Version 6 of the UAH Dataset is in the Works

I have been working on a new diurnal drift correction for the UAH global temperature dataset, which will be released as Version 6 when it is finished.

The orbital drift of most of the satellites carrying the AMSUs (and earlier MSUs) has been the largest source of uncertainty in getting long-term satellite temperature trends, and the correction for this drift has been a research topic for us off-and-on for many years.

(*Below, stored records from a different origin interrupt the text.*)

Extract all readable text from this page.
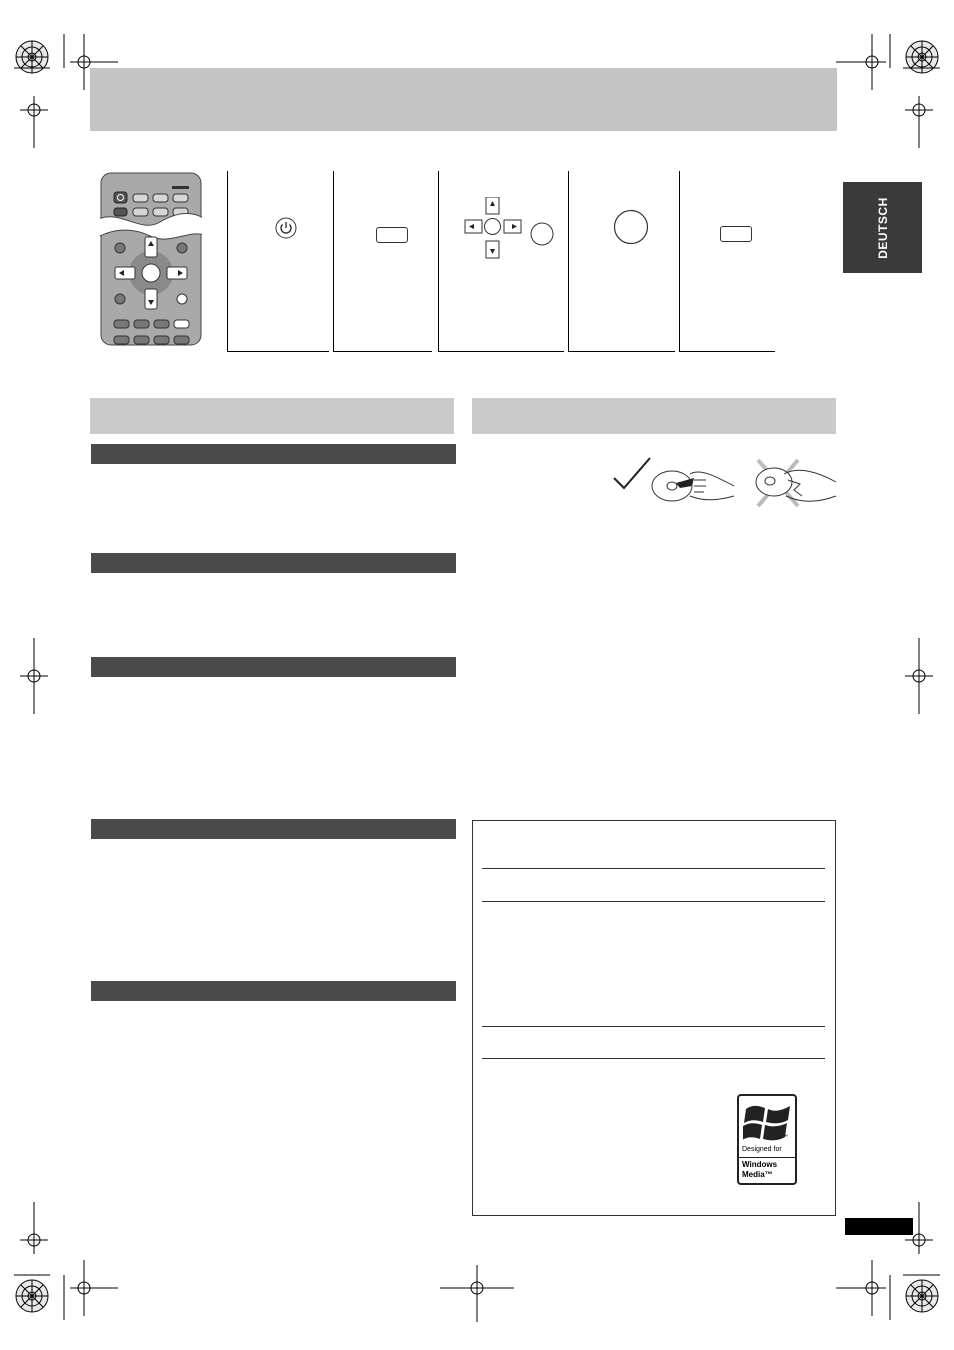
DEUTSCH
™
Designed for
Windows
Media™
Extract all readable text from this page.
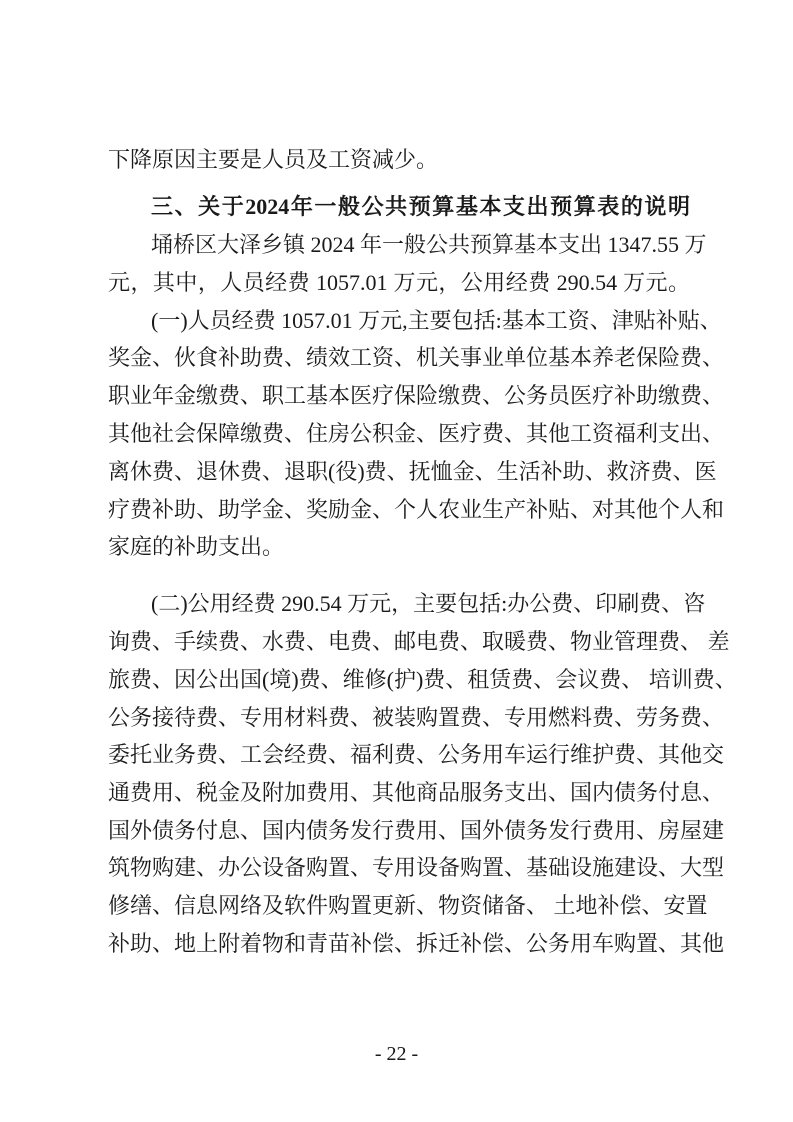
下降原因主要是人员及工资减少。
三、关于2024年一般公共预算基本支出预算表的说明
埇桥区大泽乡镇 2024 年一般公共预算基本支出 1347.55 万
元，其中，人员经费 1057.01 万元，公用经费 290.54 万元。
(一)人员经费 1057.01 万元,主要包括:基本工资、津贴补贴、
奖金、伙食补助费、绩效工资、机关事业单位基本养老保险费、
职业年金缴费、职工基本医疗保险缴费、公务员医疗补助缴费、
其他社会保障缴费、住房公积金、医疗费、其他工资福利支出、
离休费、退休费、退职(役)费、抚恤金、生活补助、救济费、医
疗费补助、助学金、奖励金、个人农业生产补贴、对其他个人和
家庭的补助支出。
(二)公用经费 290.54 万元，主要包括:办公费、印刷费、咨
询费、手续费、水费、电费、邮电费、取暖费、物业管理费、 差
旅费、因公出国(境)费、维修(护)费、租赁费、会议费、 培训费、
公务接待费、专用材料费、被装购置费、专用燃料费、劳务费、
委托业务费、工会经费、福利费、公务用车运行维护费、其他交
通费用、税金及附加费用、其他商品服务支出、国内债务付息、
国外债务付息、国内债务发行费用、国外债务发行费用、房屋建
筑物购建、办公设备购置、专用设备购置、基础设施建设、大型
修缮、信息网络及软件购置更新、物资储备、 土地补偿、安置
补助、地上附着物和青苗补偿、拆迁补偿、公务用车购置、其他
- 22 -
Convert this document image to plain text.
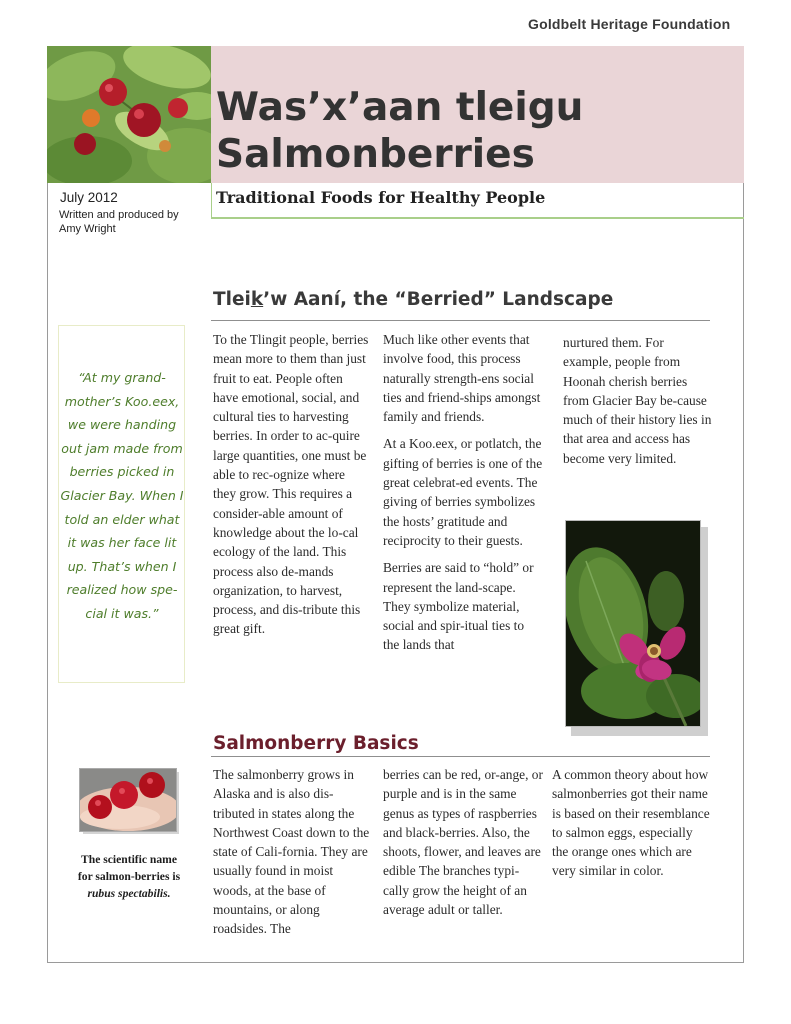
Goldbelt Heritage Foundation
Was’x’aan tleigu
Salmonberries

Traditional Foods for Healthy People

July 2012
Written and produced by
Amy Wright
Tleik’w Aaní, the “Berried” Landscape

“At my grand-mother’s Koo.eex, we were handing out jam made from berries picked in Glacier Bay. When I told an elder what it was her face lit up. That’s when I realized how spe-cial it was.”

To the Tlingit people, berries mean more to them than just fruit to eat. People often have emotional, social, and cultural ties to harvesting berries. In order to ac-quire large quantities, one must be able to rec-ognize where they grow. This requires a consider-able amount of knowledge about the lo-cal ecology of the land. This process also de-mands organization, to harvest, process, and dis-tribute this great gift.

Much like other events that involve food, this process naturally strength-ens social ties and friend-ships amongst family and friends.

At a Koo.eex, or potlatch, the gifting of berries is one of the great celebrat-ed events. The giving of berries symbolizes the hosts’ gratitude and reciprocity to their guests.

Berries are said to “hold” or represent the land-scape. They symbolize material, social and spir-itual ties to the lands that

nurtured them. For example, people from Hoonah cherish berries from Glacier Bay be-cause much of their history lies in that area and access has become very limited.

Salmonberry Basics

The scientific name for salmon-berries is rubus spectabilis.

The salmonberry grows in Alaska and is also dis-tributed in states along the Northwest Coast down to the state of Cali-fornia. They are usually found in moist woods, at the base of mountains, or along roadsides. The

berries can be red, or-ange, or purple and is in the same genus as types of raspberries and black-berries. Also, the shoots, flower, and leaves are edible The branches typi-cally grow the height of an average adult or taller.

A common theory about how salmonberries got their name is based on their resemblance to salmon eggs, especially the orange ones which are very similar in color.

Fortunately, there has always been at least one satellite operating without significant drift, and so we have used those satellites as a “backbone”, or anchor, for the others. The Aqua satellite is the only one which has its orbit maintained with on-board propulsion, but channel 5 on the Aqua AMSU instrument has become increasingly noisy in recent years, so we anticipate at some point we will no longer be able to rely on it, thus the need for a new diurnal drift adjustment.

I’m hopeful that the new procedure I’ve developed will work well, which is rather novel and is mostly insensitive to instrument calibration (see if you can figure out how that would work, wink-wink). The ultimate test will be the removal of long-term drift between simultaneously operating satellites, which also depends on season. It should allow us to get better regional temperature trends, land-vs-ocean trends, and remove some spurious season-dependent differences in temperature trends.

The earliest Version 6 of the UAH dataset would be available is the early January update of the December temperature data.